I know, you’re tired of hearing about my eyes… but here’s where we are. I took a picture this morning because it looked so brutal, but now I’m chickening out on actually posting it. Instead I’ll tell you honestly: the eyes keep getting worse. They swell more at night and I wake up puffy. They itch and hurt and sting. Ugh. Yesterday (Monday), we had our 7.30 am meeting at work which I got there in plenty of time to do meeting prep (so it was ridiculously early). I decided to skip the eyeliner but still put on mascara and eye shadow, so as to not look like a complete wreck. At the meeting, I sat between my boss D and my coworker B. D looked at me funny a few times bit. Ah well. After the meeting, B had to run out and called me “Did you get ANY sleep last night?” Me: “Uhhh yeah I went to bed early… why? oooh. My eyes are just really bad.” B: “And when are you going to see a doctor???” A few minutes later C came in to barrage me with Monday morning issues, “Maureen are you okay today?” Me: Ahhhhhh it’s just my eyes. They’re infected or something. I’m fine!! Craig: GO TO THE DOCTOR. Sigh. I realized I look like hell, but had hoped the glasses were hiding it more. Oh well.
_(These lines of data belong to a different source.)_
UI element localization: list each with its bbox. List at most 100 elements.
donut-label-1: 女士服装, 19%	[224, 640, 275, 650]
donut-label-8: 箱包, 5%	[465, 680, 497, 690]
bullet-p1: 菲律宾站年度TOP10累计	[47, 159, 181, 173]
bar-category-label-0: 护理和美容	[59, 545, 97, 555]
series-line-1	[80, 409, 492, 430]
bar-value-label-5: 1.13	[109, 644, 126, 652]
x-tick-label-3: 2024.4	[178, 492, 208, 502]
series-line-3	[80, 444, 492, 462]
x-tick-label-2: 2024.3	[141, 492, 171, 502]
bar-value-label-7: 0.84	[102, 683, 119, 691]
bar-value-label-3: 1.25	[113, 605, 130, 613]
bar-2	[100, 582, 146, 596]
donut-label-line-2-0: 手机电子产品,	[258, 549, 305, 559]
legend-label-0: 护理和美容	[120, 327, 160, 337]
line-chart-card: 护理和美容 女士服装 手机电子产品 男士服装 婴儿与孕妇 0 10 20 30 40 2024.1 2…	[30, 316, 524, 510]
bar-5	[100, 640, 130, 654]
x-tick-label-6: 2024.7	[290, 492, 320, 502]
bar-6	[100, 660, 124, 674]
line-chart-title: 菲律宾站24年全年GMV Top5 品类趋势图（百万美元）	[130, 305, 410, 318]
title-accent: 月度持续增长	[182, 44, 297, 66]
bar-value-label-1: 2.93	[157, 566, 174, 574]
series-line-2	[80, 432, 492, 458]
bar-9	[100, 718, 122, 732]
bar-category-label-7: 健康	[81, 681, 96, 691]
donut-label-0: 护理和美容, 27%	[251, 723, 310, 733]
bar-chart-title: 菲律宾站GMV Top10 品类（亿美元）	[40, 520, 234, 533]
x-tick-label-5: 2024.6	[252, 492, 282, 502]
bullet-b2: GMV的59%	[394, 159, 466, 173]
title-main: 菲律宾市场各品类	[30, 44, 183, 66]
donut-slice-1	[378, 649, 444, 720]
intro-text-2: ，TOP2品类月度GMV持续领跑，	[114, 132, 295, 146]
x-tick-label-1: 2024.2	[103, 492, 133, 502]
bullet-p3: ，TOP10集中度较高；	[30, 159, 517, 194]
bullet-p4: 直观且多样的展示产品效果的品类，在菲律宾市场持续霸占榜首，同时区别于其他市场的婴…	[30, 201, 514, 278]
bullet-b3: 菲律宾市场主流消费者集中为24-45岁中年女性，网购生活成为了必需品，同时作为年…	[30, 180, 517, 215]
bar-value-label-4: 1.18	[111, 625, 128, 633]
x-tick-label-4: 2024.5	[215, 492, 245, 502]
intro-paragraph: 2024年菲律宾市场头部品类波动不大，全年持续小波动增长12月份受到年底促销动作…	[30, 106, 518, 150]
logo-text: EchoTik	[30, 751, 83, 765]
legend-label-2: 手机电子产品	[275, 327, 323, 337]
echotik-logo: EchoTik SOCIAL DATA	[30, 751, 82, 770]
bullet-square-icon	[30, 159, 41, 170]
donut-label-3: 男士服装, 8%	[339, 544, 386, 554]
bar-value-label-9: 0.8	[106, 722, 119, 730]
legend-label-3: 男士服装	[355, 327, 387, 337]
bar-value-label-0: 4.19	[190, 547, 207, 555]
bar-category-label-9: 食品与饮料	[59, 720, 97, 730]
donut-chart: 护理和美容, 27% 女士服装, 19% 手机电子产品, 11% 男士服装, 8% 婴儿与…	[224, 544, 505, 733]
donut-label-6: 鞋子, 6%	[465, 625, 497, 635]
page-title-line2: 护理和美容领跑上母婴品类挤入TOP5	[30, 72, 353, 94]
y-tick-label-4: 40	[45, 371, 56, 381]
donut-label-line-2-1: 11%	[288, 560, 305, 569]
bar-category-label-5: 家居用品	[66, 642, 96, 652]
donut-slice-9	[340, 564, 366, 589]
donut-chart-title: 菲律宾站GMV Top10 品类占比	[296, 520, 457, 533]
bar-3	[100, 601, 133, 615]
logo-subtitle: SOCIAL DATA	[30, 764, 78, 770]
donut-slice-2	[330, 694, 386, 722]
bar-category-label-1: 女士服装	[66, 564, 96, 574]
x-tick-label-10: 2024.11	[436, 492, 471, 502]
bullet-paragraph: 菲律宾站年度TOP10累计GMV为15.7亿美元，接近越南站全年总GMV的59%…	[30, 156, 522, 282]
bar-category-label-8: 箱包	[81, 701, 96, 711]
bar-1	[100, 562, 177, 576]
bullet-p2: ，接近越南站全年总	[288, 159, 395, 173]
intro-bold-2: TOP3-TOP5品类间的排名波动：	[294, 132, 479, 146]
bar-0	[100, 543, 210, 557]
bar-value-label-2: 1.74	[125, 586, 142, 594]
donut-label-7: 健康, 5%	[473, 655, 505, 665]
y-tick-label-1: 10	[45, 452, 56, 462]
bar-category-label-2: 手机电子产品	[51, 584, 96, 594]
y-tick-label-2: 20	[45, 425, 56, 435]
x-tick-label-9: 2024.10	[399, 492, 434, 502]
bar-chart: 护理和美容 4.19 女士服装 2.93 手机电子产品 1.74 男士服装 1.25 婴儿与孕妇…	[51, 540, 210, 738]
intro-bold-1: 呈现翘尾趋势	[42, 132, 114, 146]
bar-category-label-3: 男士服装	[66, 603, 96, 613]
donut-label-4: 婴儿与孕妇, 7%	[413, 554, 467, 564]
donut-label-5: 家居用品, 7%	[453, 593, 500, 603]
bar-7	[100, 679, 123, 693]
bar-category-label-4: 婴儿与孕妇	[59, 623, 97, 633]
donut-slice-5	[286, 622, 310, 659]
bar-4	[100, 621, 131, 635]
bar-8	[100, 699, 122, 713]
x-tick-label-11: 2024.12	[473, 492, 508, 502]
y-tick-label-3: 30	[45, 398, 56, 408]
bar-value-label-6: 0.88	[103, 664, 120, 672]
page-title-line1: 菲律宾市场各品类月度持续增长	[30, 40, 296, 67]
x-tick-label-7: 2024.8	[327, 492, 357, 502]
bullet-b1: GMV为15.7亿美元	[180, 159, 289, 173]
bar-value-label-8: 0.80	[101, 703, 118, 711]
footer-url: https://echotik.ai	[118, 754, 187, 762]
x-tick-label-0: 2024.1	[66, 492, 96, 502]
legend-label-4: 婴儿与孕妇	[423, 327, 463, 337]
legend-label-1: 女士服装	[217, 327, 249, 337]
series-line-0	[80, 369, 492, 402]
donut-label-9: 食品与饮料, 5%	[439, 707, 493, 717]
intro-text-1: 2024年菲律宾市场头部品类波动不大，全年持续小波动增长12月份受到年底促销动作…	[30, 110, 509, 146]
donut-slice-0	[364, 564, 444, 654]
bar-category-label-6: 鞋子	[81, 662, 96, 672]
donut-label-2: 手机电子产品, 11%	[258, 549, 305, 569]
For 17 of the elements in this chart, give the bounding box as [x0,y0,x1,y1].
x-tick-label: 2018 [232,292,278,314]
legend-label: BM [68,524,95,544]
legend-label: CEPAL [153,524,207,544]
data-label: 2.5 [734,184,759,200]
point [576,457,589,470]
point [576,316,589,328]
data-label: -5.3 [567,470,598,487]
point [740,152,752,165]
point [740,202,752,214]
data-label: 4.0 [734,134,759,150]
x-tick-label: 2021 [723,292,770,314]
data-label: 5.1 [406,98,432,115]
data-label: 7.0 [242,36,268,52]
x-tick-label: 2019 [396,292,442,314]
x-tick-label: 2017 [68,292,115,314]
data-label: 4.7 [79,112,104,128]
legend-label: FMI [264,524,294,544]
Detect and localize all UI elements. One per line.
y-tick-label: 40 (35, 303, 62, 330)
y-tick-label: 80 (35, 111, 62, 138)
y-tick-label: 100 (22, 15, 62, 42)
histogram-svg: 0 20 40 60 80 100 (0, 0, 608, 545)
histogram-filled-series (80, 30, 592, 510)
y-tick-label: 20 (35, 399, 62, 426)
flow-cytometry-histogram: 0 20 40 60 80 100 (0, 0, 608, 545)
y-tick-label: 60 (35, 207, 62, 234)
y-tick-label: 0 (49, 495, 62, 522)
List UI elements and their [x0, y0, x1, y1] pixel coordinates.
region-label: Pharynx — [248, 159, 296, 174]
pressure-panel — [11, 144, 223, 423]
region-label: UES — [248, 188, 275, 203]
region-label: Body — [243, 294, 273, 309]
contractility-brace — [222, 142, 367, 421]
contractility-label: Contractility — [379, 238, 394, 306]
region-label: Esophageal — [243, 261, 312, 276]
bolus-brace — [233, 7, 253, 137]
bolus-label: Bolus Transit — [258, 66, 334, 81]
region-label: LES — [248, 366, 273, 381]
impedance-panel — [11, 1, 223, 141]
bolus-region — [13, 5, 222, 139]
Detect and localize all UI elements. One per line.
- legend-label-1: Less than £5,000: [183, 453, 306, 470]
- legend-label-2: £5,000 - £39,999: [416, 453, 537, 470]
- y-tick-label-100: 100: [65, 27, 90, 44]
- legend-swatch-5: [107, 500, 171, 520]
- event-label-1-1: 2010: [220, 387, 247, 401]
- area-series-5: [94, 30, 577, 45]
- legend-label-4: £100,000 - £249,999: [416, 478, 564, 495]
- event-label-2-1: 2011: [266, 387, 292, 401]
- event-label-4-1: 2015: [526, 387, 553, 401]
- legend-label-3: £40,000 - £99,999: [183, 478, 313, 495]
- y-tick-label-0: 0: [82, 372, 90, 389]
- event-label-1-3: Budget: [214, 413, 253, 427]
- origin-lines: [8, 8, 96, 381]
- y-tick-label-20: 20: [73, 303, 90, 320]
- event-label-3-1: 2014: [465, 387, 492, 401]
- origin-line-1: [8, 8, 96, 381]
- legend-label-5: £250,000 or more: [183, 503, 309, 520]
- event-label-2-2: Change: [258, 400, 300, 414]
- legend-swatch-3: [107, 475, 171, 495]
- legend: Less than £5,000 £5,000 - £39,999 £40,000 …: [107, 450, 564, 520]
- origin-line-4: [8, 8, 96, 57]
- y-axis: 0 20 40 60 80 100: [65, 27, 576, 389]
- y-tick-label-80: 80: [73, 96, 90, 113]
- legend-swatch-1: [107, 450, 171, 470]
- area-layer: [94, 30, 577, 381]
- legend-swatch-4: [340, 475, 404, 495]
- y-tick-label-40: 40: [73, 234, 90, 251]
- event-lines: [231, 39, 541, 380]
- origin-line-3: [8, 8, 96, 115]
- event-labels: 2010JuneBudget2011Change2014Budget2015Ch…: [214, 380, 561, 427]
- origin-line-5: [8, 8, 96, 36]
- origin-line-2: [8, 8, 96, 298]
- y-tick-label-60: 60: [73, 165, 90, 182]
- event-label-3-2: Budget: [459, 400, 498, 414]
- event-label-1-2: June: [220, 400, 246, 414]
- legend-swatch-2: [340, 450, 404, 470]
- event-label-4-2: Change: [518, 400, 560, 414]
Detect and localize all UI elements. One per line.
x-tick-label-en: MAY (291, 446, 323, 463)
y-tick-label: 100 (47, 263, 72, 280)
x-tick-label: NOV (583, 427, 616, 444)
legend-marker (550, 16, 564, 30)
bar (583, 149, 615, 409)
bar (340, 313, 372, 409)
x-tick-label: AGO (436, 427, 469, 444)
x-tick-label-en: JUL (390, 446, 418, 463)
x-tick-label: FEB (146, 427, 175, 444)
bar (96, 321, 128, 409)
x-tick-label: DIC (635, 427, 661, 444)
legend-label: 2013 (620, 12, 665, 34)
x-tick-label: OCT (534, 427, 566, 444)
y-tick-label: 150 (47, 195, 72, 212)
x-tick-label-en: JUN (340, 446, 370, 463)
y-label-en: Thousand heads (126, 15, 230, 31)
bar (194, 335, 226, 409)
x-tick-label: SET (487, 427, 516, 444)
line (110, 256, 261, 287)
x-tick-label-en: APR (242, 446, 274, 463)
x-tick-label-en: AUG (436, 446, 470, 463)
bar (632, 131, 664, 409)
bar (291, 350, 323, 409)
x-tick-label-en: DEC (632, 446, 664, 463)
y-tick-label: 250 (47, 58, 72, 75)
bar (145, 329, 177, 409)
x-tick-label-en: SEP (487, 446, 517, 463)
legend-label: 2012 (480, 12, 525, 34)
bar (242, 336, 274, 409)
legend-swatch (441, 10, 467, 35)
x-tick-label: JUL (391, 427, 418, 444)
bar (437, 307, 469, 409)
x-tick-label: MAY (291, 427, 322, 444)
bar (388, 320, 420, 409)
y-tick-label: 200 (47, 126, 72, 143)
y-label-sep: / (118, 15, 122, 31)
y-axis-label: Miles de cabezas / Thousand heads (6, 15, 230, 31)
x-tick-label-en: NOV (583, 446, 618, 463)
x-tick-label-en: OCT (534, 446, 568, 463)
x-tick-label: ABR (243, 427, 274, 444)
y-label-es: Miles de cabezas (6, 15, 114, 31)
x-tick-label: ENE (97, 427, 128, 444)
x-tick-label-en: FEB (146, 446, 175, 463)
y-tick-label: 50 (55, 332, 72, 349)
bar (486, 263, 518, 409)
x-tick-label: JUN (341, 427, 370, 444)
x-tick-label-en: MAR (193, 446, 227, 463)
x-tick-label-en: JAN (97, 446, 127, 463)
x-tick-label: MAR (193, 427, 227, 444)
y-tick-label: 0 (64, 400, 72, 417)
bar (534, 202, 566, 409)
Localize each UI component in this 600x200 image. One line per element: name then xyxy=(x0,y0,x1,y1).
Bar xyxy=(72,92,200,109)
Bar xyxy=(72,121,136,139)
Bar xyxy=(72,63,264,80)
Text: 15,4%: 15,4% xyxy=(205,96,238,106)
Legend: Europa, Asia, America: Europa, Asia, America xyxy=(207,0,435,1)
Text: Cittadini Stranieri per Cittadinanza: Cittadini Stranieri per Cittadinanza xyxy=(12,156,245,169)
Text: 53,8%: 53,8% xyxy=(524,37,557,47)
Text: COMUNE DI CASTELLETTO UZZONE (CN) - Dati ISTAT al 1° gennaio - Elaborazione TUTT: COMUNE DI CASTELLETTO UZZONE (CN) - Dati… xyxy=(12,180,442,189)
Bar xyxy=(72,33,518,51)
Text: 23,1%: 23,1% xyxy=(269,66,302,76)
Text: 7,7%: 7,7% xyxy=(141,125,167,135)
Tuesday the swelling was worse still. So I headed for the urgent care clinic before work (awesomely enough this job I bust my butt on day after day doesn’t provide health insurance and my catastrophe coverage is only for major stuff, ugh.) Anyway, the doctor at the clinic couldn’t be sure what it was. She’s prone to think it is some kind of allergy although I haven’t changed anything- not my make up, my lotion, my face cleaner, my laundry detergent, my pets… nothing. She said she’s still going to treat for allergies and possible secondary infection. So… wait for it… she’s prescribed me prednisone and antibiotics—same as Suzie gets.
So yeah, I am now on the same drugs as my dog for the same problem as my dog. We are quite a pair. I just hope it doesn’t make me have to pee on the kitchen floor.
I actually think I am allergic to major burn out from my job… not sure how that translates to this horrible look, but that’s my own personal diagnosis. As I left the clinic, the doctor said nicely ”I hope you feel better.” To which I responded, “I hope I LOOK better!” and it’s true. Sigh. I don’t think I am a very vain person, but when I looked in the mirror this morning, I suddenly realized I simply did not want to be seen by anyone like this—maybe I’m more vain than I think!!